DNV Paper Finds That Existing LNG Infrastructure Can Ease Transition to Low‑GHG Methane
Demand for low greenhouse gas (GHG) methane is expected to grow in the coming decades as the expanding LNG‑capable fleet faces increasingly stringent emissions requirements. But its long-term viability as marine fuel depends on regulatory clarity, closing the supply gap, and securing volumes against competing demand.
With around 800 LNG‑capable vessels currently in operation, 600 more on order, existing bunkering infrastructure, decades of operational experience, and well-established international safety standards, the fleet is already technically mature.
DNV’s latest white paper “Methane in Shipping: LNG‑fueled ships and the switch to low‑GHG methane” finds that low-GHG methane (i.e. bio-methane and e-methane), which is chemically identical to LNG but produced with a far smaller climate footprint, can benefit from this existing infrastructure.
Low‑GHG methane is fully compatible with LNG engines and tanks, making it a true drop-in fuel for LNG-capable ships. Existing LNG bunkering infrastructure is also compatible with liquefied low-GHG methane. Over the past five years, this infrastructure has seen significant improvements and now covers all major bunker hubs along key global trade routes.
While the technology is mature, low-GHG methane still has some hurdles to overcome. For example, the lack of a globally harmonized rule set on permitted chain of custody models, such as mass balancing or book‑and‑claim, creates regulatory uncertainty for ship owners and may impact access to low‑GHG methane for shipping.
Fuel cost is another barrier for large scale adoption. Liquefied low-GHG methane bunker prices are currently multiple times the price of fossil LNG in major bunker hubs such as Rotterdam, with prices for liquefied bio-methane and LNG being about 1890 USD/tons and 710 USD/tons, respectively. These figures reflect current market conditions, as ongoing geopolitical tensions have driven fossil LNG prices sharply upward in recent weeks, underscoring how dynamic these prices are and how quickly the delta between fossil and bio can shift.
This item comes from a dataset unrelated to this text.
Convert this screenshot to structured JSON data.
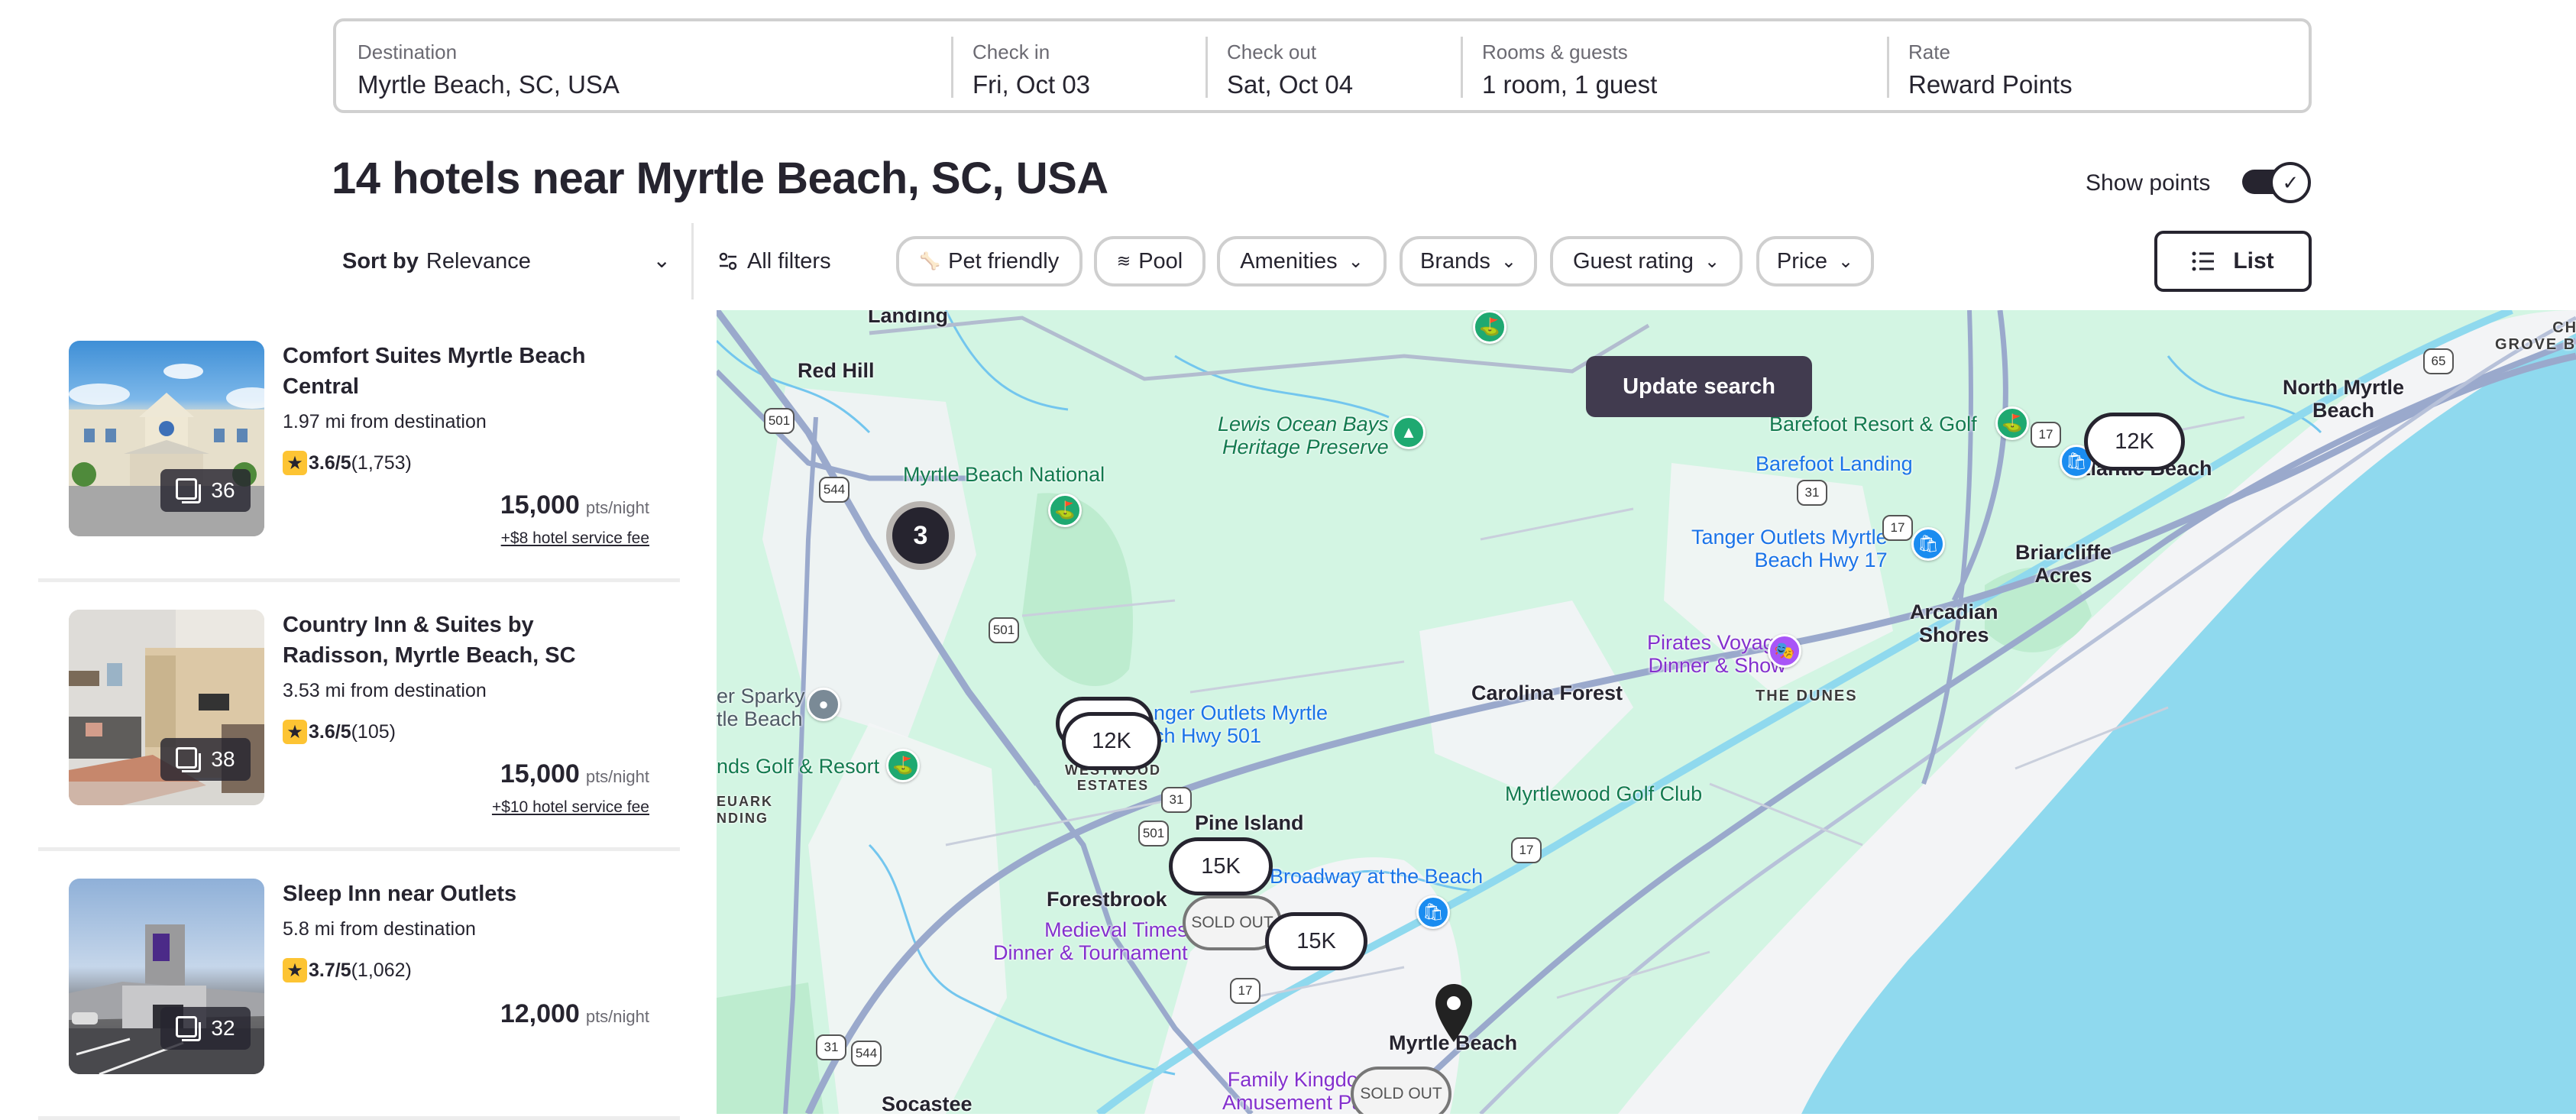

Low-GHG methane production has the potential to scale significantly, however whether shipping is able to secure this future supply at scale depends on its willingness to pay relative to competing sectors. Regulations such as the EU ETS, FuelEU Maritime, and the IMO NZF could gradually strengthen that willingness by creating a stronger incentive for low-GHG fuel uptake in shipping than in sectors with fewer policy drivers. DNV’s white paper finds that compliance with the FuelEU Maritime alone could generate a demand of around 2–11 million tons of low-GHG methane by 2040. Meeting the initially agreed IMO NZF Base target would require significantly larger volumes, with demand potentially reaching 40–95 million tons by 2040, depending on emission factors and fleet composition.
The white paper can be viewed here.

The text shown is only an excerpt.